Student Reflection – S.978 Remix – Safety of the Internet (4.1)

by Kevin Morton

This project is deeply rooted in our interests and hobbies. We are both active members of the online community and have channels on YouTube. We both work with copyrighted material that falls under the category of fair use, such as video game footage. That is how we were first introduced to Bill S.978. If this bill passed, our channels could be shut down, and we could even be severely fined. Losing our channels would have made it impossible for us to make this remix, and an important medium for exchanging information and opinions on other important issues in the future would have been lost.
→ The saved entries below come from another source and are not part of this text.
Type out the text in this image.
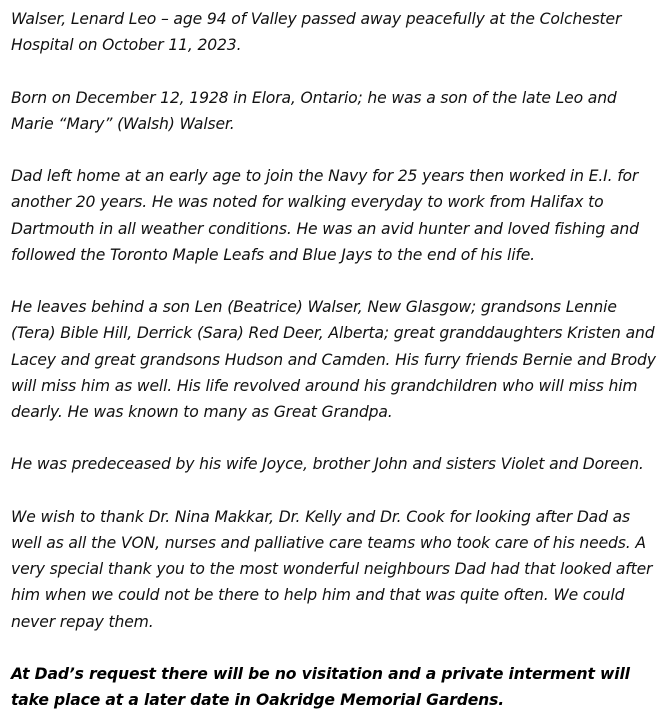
Walser, Lenard Leo – age 94 of Valley passed away peacefully at the Colchester Hospital on October 11, 2023.

Born on December 12, 1928 in Elora, Ontario; he was a son of the late Leo and Marie “Mary” (Walsh) Walser.

Dad left home at an early age to join the Navy for 25 years then worked in E.I. for another 20 years. He was noted for walking everyday to work from Halifax to Dartmouth in all weather conditions. He was an avid hunter and loved fishing and followed the Toronto Maple Leafs and Blue Jays to the end of his life.

He leaves behind a son Len (Beatrice) Walser, New Glasgow; grandsons Lennie (Tera) Bible Hill, Derrick (Sara) Red Deer, Alberta; great granddaughters Kristen and Lacey and great grandsons Hudson and Camden. His furry friends Bernie and Brody will miss him as well. His life revolved around his grandchildren who will miss him dearly. He was known to many as Great Grandpa.

He was predeceased by his wife Joyce, brother John and sisters Violet and Doreen.

We wish to thank Dr. Nina Makkar, Dr. Kelly and Dr. Cook for looking after Dad as well as all the VON, nurses and palliative care teams who took care of his needs. A very special thank you to the most wonderful neighbours Dad had that looked after him when we could not be there to help him and that was quite often. We could never repay them.

At Dad’s request there will be no visitation and a private interment will take place at a later date in Oakridge Memorial Gardens.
For this project, we were assigned to create a digital remix. We initially wanted to create a remix that commented on Scott McCloud, author of Understanding Comics and Reinventing Comics, and his views on storytelling through the use of text and image. Though, with the rise of concern among the online community surrounding the Bill S.978, it seemed like an appropriate topic to switch to. Bill S.978 (later known at SOPA), at the time of project creation was awaiting approval or rejection in Congress; it was created to enact stricter Copyright laws on the Internet. While many people agree that harsher rules need to be established, the language of this particular bill is vague, and thus allows for an array of lawsuit opportunities. This proposal led to a public outcry against the bill. For this remix, we drew on three members of the YouTube community who expressed concern about the bill.

Husky Starcraft is an e-sports commentator who analyzes video game footage in daily casts. DarkSide Phil is a video game reviewer, and SXEPhil, who is one of the most subscribed YouTube content creators, runs a daily news show.

In addition to these YouTube content creators, we drew from Lawrence Lessig’s TED talk “Laws That Choke Creativity,” and our own YouTube channel for the remix. Lessig, who may be considered the father of the copyleft movement, proved to be particularly useful to us because of his unique insight into the world of copyright.

After compiling all of these sources, we began to organize the information, which was an extremely challenging experience. After exploring the material closely, we began to notice trends. The identification of these trends led to us divide the remix into four parts.

Part one addresses the question: What is S.978? We didn’t want to include too many opinions, but rather, we wanted to introduce the bill, describing what it entails and how it affects expression on the Internet.

Part two responds to the question: What will the bill do? This exposes the issue related to the bill, who it will effect, and its consequences on expression.

Part three addresses the question: What does this mean? This section tries to bring everything into the larger picture. Part four speaks to the question: What can we do to halt this bill? We wanted to highlight each creator’s pleas for the public to take action against the bill. In the end, it was efforts like these that helped stop the bill.

The South Park clips functioned as a way to divide the four sections. The inclusion of comedic clips was a rhetorical effort to make the information easier to process. In the end, we were satisfied with the overall feel of the remix.